The Portuguese Court may have lost a good opportunity to interpret Article 5 of the Tax Treaty and the agreements from a literal point of view. Instead, the Court preferred to consider the expression “in the name of” broadly enough to cover all cases where the foreign company is bound by the contract concluded by the agent (even in situations where the contract was not formally concluded in its name). Ultimately, the Court also may have lost an opportunity to emphasize that TP principles (especially under AOA) are core tools for attributing income to PEs and that ignoring TP analysis may possibly lead to non-arm’s-length outcomes that overstate the income attributable to the Portuguese PE.

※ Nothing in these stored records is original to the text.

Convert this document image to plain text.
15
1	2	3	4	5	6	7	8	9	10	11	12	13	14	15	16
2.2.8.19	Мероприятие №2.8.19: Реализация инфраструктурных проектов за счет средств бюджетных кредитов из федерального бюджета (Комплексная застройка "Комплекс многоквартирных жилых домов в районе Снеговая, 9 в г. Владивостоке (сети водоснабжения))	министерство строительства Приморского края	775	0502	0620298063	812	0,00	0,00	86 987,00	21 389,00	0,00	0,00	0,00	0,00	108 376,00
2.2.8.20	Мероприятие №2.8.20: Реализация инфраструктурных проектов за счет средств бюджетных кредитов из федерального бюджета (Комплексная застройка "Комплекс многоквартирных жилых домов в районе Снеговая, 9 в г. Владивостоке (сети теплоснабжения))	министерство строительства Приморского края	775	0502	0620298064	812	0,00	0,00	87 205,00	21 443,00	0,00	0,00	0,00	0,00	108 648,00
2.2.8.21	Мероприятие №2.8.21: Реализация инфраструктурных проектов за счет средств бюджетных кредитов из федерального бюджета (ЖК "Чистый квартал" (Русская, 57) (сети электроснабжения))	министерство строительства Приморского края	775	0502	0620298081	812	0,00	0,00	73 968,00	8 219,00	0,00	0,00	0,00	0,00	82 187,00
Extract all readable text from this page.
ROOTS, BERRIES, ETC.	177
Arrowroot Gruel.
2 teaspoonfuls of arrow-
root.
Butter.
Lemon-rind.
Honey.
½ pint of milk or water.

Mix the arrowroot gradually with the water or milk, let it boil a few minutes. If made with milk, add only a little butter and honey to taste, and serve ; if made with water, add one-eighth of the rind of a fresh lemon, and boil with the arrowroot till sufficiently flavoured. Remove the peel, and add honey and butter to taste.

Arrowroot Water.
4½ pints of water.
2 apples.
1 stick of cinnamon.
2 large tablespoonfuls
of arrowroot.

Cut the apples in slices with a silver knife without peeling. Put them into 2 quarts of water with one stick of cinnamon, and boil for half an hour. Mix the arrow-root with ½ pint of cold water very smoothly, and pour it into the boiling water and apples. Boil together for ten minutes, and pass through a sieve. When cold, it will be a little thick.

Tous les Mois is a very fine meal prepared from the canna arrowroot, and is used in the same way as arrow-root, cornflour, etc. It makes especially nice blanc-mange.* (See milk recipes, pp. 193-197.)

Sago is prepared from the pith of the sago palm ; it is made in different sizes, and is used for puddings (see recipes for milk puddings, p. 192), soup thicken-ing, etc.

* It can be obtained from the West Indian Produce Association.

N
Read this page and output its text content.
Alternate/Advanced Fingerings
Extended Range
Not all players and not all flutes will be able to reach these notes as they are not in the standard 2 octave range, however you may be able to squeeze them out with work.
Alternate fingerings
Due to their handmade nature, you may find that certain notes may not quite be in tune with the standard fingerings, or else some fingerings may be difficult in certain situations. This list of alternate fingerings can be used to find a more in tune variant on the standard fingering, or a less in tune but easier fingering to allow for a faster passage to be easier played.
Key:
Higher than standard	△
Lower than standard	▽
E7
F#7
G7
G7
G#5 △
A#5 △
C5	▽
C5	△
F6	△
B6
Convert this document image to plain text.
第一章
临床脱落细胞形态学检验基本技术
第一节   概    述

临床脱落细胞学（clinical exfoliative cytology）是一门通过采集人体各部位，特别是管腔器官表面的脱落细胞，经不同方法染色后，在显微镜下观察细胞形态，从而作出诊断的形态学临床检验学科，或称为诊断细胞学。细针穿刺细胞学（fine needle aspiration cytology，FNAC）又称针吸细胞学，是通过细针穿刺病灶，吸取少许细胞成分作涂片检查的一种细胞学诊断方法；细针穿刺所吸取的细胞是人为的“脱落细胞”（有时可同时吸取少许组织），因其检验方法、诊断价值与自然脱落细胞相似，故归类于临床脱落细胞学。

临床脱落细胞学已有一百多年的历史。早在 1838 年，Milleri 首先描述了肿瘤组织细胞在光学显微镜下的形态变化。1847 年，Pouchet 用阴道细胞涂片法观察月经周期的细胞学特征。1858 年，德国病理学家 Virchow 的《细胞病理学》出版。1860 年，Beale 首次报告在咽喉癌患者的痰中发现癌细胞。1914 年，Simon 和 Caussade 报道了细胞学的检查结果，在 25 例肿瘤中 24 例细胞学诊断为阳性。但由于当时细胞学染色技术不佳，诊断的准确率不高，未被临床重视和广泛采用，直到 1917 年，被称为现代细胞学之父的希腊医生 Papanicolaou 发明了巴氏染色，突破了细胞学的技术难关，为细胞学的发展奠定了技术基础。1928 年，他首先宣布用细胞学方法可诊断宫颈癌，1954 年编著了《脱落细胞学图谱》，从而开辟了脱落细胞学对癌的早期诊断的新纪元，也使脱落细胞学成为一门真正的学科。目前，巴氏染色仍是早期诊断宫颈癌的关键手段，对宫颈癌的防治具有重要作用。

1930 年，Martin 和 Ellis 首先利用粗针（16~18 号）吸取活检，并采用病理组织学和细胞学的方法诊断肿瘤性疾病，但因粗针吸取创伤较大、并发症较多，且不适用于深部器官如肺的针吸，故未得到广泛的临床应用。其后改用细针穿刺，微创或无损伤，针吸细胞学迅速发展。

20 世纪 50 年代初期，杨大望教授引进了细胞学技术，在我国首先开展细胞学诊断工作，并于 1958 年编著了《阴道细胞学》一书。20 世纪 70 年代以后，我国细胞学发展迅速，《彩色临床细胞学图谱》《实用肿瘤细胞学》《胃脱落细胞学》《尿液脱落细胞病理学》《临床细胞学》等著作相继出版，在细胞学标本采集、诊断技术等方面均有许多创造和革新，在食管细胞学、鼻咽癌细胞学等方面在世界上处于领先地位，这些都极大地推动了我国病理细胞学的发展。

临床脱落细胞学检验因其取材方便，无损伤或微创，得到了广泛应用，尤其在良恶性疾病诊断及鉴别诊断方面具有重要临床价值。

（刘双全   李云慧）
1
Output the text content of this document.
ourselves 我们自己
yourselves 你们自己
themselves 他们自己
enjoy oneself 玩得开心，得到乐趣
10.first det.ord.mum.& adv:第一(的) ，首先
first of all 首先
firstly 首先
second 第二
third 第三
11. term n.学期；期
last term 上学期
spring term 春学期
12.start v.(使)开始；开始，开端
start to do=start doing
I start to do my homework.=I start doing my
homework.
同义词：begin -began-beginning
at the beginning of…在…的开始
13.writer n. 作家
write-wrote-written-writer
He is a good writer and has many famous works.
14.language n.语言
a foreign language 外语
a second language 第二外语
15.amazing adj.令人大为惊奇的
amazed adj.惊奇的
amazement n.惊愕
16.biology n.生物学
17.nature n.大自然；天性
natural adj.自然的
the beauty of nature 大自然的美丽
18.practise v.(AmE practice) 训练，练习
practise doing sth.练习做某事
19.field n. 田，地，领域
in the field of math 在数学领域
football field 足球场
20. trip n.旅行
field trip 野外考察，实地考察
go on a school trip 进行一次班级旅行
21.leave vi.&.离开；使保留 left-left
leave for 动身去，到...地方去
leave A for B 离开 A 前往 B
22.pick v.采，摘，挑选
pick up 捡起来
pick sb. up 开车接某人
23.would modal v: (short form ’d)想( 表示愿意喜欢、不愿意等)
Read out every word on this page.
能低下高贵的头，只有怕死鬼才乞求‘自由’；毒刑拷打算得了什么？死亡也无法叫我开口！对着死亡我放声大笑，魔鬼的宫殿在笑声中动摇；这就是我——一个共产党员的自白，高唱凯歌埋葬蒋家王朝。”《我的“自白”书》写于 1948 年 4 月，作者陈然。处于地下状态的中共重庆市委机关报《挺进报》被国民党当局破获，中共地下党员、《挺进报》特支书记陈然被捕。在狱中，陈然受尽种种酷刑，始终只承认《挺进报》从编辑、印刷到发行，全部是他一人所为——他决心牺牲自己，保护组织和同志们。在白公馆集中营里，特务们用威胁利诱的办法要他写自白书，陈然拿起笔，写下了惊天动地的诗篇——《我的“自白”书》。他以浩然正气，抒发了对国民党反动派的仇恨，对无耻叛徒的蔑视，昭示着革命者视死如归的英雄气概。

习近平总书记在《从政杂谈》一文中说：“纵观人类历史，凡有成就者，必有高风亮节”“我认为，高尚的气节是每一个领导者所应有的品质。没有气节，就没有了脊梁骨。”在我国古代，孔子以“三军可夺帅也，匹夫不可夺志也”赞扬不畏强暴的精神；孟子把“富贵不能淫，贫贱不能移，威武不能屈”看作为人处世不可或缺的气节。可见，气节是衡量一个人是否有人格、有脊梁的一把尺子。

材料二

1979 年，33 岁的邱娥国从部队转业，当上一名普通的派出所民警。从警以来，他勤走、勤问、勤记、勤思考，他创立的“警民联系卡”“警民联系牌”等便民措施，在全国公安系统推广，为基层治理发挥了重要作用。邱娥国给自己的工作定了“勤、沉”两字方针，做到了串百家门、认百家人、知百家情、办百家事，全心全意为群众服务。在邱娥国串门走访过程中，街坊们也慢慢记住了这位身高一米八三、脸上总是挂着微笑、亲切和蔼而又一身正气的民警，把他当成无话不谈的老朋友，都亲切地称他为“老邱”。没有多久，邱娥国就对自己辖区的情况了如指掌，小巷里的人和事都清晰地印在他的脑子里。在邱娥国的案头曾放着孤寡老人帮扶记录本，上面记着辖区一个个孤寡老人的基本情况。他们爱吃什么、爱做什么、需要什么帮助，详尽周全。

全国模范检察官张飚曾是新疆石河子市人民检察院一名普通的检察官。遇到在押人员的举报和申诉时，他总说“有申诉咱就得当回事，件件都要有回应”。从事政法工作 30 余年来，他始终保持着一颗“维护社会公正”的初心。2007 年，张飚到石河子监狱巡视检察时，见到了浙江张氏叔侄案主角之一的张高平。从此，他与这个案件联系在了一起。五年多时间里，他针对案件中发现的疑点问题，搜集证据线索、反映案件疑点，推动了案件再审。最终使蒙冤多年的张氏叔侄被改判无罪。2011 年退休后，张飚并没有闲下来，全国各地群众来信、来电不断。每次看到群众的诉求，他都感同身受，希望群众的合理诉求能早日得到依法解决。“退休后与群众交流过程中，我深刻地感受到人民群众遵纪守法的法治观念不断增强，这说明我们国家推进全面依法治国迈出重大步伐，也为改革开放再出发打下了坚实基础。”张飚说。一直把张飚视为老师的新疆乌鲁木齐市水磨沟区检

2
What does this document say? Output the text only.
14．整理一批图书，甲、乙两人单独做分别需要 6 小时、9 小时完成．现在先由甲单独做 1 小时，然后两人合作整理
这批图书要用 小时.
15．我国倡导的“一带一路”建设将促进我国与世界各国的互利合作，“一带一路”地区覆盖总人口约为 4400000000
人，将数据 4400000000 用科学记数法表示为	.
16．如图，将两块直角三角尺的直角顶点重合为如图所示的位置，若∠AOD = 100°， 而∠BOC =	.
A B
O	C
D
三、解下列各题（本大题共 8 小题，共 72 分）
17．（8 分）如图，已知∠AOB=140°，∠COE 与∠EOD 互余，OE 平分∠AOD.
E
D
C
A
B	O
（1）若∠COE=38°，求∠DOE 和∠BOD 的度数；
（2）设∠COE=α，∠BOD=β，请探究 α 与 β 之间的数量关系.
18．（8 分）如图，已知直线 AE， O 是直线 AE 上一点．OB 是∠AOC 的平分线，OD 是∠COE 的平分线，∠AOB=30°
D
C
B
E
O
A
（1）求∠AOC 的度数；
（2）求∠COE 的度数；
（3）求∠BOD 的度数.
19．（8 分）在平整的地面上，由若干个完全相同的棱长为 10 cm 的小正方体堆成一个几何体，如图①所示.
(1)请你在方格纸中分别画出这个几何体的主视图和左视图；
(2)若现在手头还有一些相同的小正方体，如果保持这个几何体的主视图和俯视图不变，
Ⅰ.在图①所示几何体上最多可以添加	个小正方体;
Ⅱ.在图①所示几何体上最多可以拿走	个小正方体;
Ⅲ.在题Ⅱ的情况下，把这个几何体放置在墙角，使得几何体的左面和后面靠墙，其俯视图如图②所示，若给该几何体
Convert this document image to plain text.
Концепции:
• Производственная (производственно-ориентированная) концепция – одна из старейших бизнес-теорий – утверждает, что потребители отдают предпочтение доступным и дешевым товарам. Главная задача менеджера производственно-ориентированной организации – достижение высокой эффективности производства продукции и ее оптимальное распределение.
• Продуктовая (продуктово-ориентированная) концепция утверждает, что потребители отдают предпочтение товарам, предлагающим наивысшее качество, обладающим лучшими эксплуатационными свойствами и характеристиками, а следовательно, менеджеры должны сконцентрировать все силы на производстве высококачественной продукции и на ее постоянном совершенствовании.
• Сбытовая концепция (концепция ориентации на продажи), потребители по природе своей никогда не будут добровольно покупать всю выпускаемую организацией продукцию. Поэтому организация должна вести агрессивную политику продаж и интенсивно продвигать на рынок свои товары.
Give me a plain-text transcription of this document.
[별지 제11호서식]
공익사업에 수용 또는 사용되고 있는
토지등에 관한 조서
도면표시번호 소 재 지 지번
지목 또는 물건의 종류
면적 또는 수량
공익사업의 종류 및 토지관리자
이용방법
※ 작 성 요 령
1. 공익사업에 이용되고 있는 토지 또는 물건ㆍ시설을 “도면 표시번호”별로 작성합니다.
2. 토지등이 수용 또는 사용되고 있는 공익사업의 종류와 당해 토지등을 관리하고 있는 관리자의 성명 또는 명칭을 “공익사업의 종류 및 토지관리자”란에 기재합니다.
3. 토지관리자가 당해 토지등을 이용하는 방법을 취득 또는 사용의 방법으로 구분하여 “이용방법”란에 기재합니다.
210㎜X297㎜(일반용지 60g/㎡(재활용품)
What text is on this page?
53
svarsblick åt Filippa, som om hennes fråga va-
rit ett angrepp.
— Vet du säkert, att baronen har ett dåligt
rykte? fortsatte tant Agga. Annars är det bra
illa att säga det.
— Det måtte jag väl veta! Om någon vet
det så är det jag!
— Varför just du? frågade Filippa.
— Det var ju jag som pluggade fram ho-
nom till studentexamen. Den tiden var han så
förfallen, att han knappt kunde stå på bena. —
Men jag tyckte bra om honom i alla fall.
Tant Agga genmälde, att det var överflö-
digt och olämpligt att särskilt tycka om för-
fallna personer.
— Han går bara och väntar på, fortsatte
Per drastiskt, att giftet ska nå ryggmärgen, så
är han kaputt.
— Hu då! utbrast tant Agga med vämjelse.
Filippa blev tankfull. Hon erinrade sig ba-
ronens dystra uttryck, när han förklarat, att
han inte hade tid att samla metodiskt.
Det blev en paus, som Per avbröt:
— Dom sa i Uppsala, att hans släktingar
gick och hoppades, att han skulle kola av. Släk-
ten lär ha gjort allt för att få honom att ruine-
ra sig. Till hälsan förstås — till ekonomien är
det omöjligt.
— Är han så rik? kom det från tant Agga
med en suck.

This was ultimately a big win to the tax authorities and remains unclear if there is appeal basis to the Supreme Court.
Read the last 2025 decision in Portuguese - similar to the prior two decisions of the same Court.
(*) Although Portuguese tax court decisions are generally anonymized, the official court database failed to properly anonymize the present case, inadvertently revealing the identity of the taxpayer. Given the public availability of identifying details in the source material, we opted to refer to the taxpayer by name in this analysis.